When voters punish democratic norm violations and when not.
(with Gary Marks and Julia Schulte-Cloos, draft in progress)
When do voters decide not to punish democratic norm violations even though they broadly disapprove? Extant research shows that partisanship and policy often trump adherence to democratic norms. We expect to corroborate this finding, but believe it needs qualification with respect to 1) the nature of democratic norms — whether democratic norms are electoral-strategic or constrain arbitrary rule, 2) individual-level predispositions of tolerating or sanctioning undemocratic behavior, and 3) the perceived strength of an outparty’s threat to democracy. Conjoints in which respondents evaluate candidates running for governor in the US fielded nine months before the election and nine months after the start of the Trump administration allow us to assess moderating effects in a changing political context.
Field of education and political attitudes: The power and limits of field theory.
(with Gary Marks, Jonne Kamphorst, and Julia-Schulte-Cloos, R&R)
A growing body of research suggests that a person’s field of study in college shapes their political worldview. Yet basic questions remain unanswered. How powerful is field in models predicting political attitudes relative to income, gender, ethnicity, and most importantly, level of education? Which kinds of political orientations are associated with field of study, and which are not? Using original and public surveys, we find that the human-centeredness of a field of study is strongly associated with liberal views on a wide range of political attitudes in Europe and the United States. The statistical effect of field rivals or exceeds that of level of education. However, the theory we propose has scope conditions that specify both where it applies and where it does not. Field of study does not shape attitudes related to political engagement – that is, a person’s interest in politics, sense of efficacy, propensity to participate, or emotional identification with political parties.
Why men and women vote differently on the transnational divide.
(with Jonne Kamphorst, Gary Marks, Ye Wang. Under review)
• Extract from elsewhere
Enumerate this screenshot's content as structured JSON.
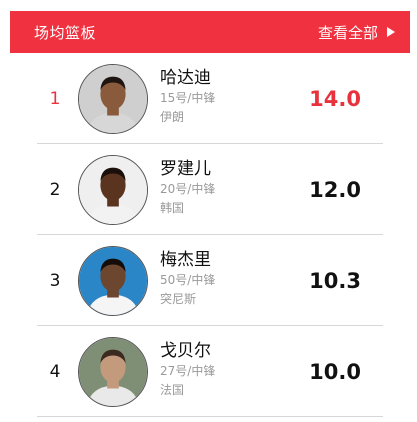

This paper conceives the contemporary gender gap in voting as a life-course outcome of gendered sorting in education and work. Drawing on social role theory, we argue that the gender gap is linked to the division of labor in which women and men disproportionately enter different fields of study and occupational environments. We test the effect of socialization in education and work using cross-national surveys and longitudinal panels. Decomposition and mediation analysis show that differences in educational and occupational field account for a substantial share of the gender gap in GAL/TAN voting. Within-person panel estimates indicate that entering higher education, especially into fields with high cultural-communicative content, is followed by shifts toward GAL/Green support. Gendered pathways through education and employment translate structural change in durable political cleavages.